Les nanos explosent dans le domaine du diagnostic. Que ce soit dans celui de l’imagerie pour détecter une unique cellule défaillante, ou dans celui de l’analyse biologique, avec les grandes vedettes, les puces à ADN, les recherches sont nombreuses et leur but est l’identification de la maladie à un stade le plus précoce possible, selon le principe retenu actuellement que plus une maladie est décelée tôt, plus grandes sont les chances d’en guérir. Les stars du diagnostic nano sont véritablement les puces à ADN.
L’ADN est la molécule de la vie, elle est présente dans toutes les cellules vivantes, donc les agents infectieux qui attaquent notre organisme, les virus et les bactéries. Toutes les maladies qui peuvent atteindre l’Homme mettent en jeu nos gènes, qu’ils soient défectueux dès l’origine (ce sont les causes de toutes les maladies génétiques, héréditaires ou spontanées) ou qu’ils le deviennent au cours de notre vie, comme pour les cancers. Le diagnostic basé sur l’ADN couvre ainsi l’ensemble de nos pathologies.
La première puce à ADN a été créée à la fin du XXème siècle par Mark Schena, Ron David et leurs coéquipiers. La puce à ADN comporte un fonctionnement trop complexe, que nous de développerons pas ici, mais le principe est basé sur la complémentarité des brins d’ADN. Le système est composé d’une plaque en verre, silicium ou plastique sur laquelle des fragments d’ADN vont être déposés par un robot. Pour rappel, tout le génome humain est contenu dans les cellules. Mais ces cellules, en fonction de leur rôle, n’expriment que les gènes qui les concernent. La puce à ADN permet de lire l’expression des gènes dans une cellule, un tissu… par rapport à un échantillon donné. La lecture de la puce, révèle l’état de l’expression du gène recherché. Les puces à ADN sont passées du stade de fiction à celui de la réalité, car oui, elles existent réellement et beaucoup d’autres font l’objet de recherches. Ces puces serviraient à l’analyse de l’expression des gènes,à la découverte de leurs fonctions.

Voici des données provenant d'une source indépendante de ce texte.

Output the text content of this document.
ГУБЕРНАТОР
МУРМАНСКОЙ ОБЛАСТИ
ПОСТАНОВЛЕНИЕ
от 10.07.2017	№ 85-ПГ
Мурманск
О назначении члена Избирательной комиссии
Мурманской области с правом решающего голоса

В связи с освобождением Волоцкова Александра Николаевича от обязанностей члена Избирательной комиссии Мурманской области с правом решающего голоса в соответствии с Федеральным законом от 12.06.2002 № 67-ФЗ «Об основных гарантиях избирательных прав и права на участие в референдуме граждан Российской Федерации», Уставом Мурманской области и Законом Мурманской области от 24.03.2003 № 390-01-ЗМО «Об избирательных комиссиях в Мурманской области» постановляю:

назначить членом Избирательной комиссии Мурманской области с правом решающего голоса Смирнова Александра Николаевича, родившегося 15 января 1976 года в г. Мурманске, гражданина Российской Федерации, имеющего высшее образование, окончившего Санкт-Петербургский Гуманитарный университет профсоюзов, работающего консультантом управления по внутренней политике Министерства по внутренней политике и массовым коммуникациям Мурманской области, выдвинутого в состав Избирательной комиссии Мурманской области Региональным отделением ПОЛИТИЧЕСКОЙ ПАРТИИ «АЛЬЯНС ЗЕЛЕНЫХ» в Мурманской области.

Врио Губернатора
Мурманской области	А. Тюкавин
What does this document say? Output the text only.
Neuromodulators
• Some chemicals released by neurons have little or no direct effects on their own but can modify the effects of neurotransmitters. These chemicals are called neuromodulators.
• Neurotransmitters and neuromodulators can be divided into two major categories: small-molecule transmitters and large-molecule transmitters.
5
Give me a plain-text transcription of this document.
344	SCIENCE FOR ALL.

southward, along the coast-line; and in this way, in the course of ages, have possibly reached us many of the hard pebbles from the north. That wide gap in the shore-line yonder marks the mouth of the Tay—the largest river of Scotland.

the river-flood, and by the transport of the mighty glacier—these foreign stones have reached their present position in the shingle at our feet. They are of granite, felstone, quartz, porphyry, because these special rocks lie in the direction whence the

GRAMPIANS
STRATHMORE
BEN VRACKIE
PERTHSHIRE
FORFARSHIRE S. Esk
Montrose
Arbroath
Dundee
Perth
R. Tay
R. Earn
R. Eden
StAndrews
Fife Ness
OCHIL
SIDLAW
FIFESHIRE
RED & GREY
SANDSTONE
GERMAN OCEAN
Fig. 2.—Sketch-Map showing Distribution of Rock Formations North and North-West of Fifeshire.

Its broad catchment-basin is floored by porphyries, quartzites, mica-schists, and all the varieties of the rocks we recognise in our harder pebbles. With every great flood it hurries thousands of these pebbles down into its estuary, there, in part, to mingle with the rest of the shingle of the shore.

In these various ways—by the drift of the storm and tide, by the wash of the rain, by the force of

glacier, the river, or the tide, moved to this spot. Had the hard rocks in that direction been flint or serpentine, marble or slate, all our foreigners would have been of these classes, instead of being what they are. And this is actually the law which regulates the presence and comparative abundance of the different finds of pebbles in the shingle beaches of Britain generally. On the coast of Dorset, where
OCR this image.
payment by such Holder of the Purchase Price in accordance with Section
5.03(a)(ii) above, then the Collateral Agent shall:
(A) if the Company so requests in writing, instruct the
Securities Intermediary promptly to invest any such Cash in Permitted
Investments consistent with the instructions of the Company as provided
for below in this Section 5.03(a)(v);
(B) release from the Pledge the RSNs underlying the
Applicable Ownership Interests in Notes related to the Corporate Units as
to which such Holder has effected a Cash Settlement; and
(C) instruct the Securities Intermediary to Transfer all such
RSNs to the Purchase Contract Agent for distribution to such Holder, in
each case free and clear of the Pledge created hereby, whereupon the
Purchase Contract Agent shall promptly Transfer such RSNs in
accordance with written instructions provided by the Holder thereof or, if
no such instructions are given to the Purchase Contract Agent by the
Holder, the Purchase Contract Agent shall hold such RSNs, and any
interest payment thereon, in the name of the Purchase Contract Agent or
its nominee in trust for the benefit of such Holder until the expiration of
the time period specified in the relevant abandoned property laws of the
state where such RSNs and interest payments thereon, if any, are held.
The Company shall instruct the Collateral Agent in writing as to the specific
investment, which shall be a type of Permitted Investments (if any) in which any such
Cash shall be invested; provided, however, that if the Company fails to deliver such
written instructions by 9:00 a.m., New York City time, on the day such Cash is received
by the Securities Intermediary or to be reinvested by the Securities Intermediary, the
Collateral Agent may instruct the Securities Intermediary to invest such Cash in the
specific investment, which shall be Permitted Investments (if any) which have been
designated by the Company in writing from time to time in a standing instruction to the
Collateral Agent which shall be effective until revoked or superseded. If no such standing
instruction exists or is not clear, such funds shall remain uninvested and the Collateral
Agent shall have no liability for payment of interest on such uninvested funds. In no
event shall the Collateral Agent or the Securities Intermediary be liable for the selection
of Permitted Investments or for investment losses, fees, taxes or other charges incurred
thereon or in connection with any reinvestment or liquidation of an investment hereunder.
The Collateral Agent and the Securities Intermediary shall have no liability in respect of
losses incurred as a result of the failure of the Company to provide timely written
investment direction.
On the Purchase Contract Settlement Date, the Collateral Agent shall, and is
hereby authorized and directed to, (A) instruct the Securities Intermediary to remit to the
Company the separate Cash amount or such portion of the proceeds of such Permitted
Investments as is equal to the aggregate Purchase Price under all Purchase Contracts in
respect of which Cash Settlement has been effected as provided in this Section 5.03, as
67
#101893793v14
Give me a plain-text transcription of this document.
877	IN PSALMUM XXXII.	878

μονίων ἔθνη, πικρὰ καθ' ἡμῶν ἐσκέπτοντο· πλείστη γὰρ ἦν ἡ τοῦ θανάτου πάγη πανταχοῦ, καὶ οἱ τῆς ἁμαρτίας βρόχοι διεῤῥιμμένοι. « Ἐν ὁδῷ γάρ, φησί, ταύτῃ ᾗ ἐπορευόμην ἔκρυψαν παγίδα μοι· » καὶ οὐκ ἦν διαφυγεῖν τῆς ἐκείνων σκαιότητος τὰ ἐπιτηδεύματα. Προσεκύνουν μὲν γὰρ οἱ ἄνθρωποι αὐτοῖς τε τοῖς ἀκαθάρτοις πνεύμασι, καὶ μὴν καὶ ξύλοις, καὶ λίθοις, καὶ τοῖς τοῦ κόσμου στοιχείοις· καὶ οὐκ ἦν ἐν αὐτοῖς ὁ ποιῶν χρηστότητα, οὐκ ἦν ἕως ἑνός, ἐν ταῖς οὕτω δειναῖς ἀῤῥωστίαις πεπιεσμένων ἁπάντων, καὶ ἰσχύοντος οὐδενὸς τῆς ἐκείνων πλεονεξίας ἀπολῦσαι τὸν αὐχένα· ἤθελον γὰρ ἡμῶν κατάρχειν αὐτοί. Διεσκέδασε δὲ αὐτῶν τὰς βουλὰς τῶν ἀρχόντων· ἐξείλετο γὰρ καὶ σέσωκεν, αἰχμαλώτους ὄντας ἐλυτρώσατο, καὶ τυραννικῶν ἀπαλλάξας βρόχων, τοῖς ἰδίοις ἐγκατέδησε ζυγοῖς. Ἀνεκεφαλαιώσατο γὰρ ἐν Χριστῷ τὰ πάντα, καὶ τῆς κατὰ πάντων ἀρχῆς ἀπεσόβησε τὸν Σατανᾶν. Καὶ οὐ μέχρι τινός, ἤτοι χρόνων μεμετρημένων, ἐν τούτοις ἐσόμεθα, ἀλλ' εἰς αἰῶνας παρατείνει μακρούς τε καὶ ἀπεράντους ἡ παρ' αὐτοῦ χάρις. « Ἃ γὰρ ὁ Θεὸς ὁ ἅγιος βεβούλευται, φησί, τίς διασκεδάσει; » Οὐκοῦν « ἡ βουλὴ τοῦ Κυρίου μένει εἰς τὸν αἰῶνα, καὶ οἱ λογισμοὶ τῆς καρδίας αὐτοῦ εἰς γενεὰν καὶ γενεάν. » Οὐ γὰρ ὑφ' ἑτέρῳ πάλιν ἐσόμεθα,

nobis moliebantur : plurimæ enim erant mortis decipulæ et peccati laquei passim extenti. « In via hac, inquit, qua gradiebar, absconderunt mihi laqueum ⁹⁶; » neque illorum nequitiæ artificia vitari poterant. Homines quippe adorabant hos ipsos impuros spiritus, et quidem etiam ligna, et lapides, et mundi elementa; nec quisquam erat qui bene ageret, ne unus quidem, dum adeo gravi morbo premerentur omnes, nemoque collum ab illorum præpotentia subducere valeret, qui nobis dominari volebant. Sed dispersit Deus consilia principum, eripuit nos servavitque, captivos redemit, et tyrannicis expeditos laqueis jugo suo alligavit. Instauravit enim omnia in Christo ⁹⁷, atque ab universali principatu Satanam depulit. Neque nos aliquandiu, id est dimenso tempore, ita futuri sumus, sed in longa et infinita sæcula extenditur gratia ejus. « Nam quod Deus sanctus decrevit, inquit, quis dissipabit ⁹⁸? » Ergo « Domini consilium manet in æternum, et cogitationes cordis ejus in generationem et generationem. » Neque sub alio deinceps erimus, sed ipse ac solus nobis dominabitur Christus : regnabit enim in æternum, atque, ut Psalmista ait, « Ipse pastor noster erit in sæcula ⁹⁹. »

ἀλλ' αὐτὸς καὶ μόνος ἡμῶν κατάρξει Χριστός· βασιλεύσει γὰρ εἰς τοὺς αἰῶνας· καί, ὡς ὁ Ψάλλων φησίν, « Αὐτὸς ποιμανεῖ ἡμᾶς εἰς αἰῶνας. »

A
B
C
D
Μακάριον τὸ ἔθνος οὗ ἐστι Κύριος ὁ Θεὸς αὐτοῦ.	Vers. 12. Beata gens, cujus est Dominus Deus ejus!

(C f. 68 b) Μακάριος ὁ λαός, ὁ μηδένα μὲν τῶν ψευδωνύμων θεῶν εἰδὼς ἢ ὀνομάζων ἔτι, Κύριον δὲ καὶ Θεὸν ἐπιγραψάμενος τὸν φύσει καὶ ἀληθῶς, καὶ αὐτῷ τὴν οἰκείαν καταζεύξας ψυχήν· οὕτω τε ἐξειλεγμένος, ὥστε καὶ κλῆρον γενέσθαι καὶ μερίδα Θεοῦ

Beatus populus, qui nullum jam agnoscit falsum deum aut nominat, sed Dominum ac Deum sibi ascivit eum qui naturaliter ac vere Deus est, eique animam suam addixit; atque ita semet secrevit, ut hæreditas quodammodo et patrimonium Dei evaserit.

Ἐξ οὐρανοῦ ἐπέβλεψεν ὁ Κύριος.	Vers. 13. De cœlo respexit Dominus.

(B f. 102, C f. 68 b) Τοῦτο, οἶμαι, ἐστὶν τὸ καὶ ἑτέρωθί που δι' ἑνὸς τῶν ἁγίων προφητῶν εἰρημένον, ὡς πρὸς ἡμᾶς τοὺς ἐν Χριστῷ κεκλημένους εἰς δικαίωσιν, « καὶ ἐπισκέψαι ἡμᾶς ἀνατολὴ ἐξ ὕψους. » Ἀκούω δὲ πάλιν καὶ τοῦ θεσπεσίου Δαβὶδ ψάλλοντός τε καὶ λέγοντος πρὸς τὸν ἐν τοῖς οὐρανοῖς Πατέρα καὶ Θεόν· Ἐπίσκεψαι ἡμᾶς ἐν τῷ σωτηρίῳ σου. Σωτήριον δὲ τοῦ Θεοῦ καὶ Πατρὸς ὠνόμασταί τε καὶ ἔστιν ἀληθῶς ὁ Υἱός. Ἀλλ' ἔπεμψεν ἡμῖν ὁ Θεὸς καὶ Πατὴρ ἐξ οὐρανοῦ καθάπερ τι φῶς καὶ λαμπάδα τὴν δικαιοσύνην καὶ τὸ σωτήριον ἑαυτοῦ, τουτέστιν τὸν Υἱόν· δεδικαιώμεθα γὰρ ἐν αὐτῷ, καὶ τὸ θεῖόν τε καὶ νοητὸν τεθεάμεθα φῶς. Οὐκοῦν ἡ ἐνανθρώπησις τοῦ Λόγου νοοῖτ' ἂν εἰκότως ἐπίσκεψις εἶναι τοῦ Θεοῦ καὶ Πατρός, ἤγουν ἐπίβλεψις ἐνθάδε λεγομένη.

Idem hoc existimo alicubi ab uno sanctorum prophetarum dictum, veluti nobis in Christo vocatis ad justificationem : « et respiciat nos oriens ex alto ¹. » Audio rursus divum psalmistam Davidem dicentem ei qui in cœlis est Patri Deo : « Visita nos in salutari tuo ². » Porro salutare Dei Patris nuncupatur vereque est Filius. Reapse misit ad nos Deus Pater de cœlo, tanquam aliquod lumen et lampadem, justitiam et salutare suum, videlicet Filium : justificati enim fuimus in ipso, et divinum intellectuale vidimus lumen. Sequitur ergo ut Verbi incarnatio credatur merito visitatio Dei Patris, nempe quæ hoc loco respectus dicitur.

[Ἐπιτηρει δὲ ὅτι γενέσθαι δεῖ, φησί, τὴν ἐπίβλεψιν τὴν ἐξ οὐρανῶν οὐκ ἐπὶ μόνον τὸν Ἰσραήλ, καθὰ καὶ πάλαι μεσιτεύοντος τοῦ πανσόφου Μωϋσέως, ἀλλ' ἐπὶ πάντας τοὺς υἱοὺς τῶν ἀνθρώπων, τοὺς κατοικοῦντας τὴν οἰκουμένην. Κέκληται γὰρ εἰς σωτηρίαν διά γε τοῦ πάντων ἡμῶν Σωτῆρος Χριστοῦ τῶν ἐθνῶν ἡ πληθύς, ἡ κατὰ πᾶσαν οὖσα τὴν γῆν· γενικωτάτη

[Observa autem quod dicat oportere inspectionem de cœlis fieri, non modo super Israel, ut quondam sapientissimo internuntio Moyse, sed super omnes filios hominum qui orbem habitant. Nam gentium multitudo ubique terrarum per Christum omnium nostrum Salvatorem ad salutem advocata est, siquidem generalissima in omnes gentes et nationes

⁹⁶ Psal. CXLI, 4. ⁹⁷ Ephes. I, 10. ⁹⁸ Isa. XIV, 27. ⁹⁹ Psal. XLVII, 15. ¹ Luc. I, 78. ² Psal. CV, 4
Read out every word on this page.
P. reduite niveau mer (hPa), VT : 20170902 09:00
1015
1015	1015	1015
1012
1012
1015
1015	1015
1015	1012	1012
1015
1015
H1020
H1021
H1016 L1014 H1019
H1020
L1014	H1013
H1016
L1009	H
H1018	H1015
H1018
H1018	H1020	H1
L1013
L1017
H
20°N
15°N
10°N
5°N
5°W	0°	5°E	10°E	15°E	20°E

Des progrès sont également réalisés dans le domaine de l’imagerie médicale grâce aux nanotechnologies combinés à l’informatique. En effet, les nanotechnologies ont permis d’accroître les capacités informatiques des dispositifs de l’imagerie médicale (augmentation de la rapidité des processeurs et mémoires informatiques…) Cela a entraîné des améliorations comme c’est le cas pour l’endoscopie virtuelle (qui permet de reconstituer des images de l’intérieur des organes, accessibles par des mini-caméras) ou encore la visualisation par IRM de l’activité du cerveau…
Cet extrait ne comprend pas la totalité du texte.